= Jordbrugrotta =

Cave system in Norway

Jordbrugrotta is a cave in the upper parts of Plurdalen by the river in Rana Municipality in Nordland county in Norway. The cave is named after the farm Jordbrua further down the valley. The cave is situated about two kilometers south of the dam at Kallvatnet.

Jordbrugrotta was discovered during the Second World War. In 1949 an attempt to enter via Sprutfossen and into the main system did not succeed. In 1953 Jakob Otnes from NVE described parts of the cave and reported that during the winter they had succeeded in entering 500 meters into the mountain via Sprutfossen. In 1959 an expedition from NTH visited the cave but did not make a report.

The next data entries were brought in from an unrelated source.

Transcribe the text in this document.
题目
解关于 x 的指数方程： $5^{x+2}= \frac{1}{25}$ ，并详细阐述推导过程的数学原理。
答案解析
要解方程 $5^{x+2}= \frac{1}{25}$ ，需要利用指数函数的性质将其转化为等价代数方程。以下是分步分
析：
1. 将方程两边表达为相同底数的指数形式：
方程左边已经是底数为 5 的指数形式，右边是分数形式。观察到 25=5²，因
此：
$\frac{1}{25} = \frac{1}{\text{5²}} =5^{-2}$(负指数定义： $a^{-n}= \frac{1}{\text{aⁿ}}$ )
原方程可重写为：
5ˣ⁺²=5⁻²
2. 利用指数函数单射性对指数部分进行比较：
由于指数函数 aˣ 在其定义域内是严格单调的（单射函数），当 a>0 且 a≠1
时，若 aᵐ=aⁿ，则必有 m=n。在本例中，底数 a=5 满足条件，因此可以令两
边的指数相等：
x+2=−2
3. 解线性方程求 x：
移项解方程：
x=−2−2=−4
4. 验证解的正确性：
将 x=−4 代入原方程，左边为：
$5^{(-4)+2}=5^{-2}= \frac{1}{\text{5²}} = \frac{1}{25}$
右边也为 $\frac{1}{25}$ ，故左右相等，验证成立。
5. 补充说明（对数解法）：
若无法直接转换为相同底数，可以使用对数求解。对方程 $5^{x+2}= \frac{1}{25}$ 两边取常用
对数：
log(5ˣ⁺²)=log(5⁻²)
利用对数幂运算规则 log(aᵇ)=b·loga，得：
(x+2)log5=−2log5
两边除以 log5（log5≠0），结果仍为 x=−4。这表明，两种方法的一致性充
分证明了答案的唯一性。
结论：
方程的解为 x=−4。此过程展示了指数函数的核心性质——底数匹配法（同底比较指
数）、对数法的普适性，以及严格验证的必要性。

In 1962 and 1964 the British cave club "Explorer's club" from Haberdasher's Aske's Hatcham School explored Jordbrugrotta. The cave has at least three entrances. One of the entrances is a bit north of Sprutbekken and it is possible to enter while the waterfall of Sprutfossen is small. Another entrance is called Hatcham Hole and enters from west to east. The tunnels in Jordbrugrotta have large dimensions and there are several cliffs of 15–20 meters where rope ladders are needed. There is a lot of water in the cave and a rubber boat is required several places in addition to the water almost reaching the roof in some places. The cave also contains several giant's kettles and most of them are half filled with water, but not deeper than can be waded to the thighs.

== In Beiarn ==
There is also a cave called Jordbrugrotta in Gråtådalen in Beiarn Municipality. This cave is situated between Uglefjell and Tiurdal and was made by the river Lissgråtåga, where the river has made a kettle about 300 meters by 150 meters and after that forced a corridor into the mountain which at a distance can remind one of a smaller railway hall.